You are viewing v1.3.0 version. A newer version v1.19.0 is available.
Hugging Face's logo
Join the Hugging Face community

and get access to the augmented documentation experience

to get started

Configuration

OptimizationConfig

class optimum.onnxruntime.configuration.OptimizationConfig

< >

( optimization_level: int = 1 optimize_for_gpu: bool = False fp16: bool = False optimize_with_onnxruntime_only: bool = False disable_gelu: bool = False disable_layer_norm: bool = False disable_attention: bool = False disable_skip_layer_norm: bool = False disable_bias_skip_layer_norm: bool = False disable_bias_gelu: bool = False enable_gelu_approximation: bool = False use_mask_index: bool = False no_attention_mask: bool = False disable_embed_layer_norm: bool = True )

Parameters

  • optimization_level (int, defaults to 1) — ONNX opset version to export the model with. Optimization level performed by ONNX Runtime of the loaded graph. Supported optimization level are 0, 1, 2 and 99. 0 will disable all optimizations. 1 will enable basic optimizations. 2 will enable basic and extended optimizations, including complex node fusions applied to the nodes assigned to the CPU or CUDA execution provider, making the resulting optimized graph hardware dependent. 99 will enable all available optimizations including layout optimizations.
  • optimize_for_gpu (bool, defaults to False) — Whether to optimize the model for GPU inference.

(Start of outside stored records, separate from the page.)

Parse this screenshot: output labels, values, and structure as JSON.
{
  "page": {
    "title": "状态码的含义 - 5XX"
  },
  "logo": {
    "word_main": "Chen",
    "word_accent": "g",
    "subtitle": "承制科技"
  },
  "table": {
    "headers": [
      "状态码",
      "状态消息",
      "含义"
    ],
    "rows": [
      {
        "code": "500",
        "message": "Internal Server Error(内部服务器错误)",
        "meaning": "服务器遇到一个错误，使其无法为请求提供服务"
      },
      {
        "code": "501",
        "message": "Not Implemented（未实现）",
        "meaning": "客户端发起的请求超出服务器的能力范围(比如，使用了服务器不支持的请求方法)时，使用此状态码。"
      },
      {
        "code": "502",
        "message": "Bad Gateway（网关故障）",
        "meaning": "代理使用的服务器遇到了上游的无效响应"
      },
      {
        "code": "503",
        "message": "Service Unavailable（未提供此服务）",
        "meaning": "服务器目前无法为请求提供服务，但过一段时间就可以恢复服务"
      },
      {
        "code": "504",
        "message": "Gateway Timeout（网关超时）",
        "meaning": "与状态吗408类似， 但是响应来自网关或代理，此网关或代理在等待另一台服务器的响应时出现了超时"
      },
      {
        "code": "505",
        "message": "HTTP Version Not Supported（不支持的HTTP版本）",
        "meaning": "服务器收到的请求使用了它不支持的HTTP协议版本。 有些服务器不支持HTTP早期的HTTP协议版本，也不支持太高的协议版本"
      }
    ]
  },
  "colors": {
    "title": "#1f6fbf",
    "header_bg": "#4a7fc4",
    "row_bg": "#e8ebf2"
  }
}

The optimized graph might contain operators for GPU or CPU only when optimization_level > 1.
  • fp16 (bool, defaults to False) — Whether all weights and nodes should be converted from float32 to float16.
  • optimize_with_onnxruntime_only (bool, defaults to False) — Whether to only use ONNX Runtime to optimize the model and no graph fusion in Python.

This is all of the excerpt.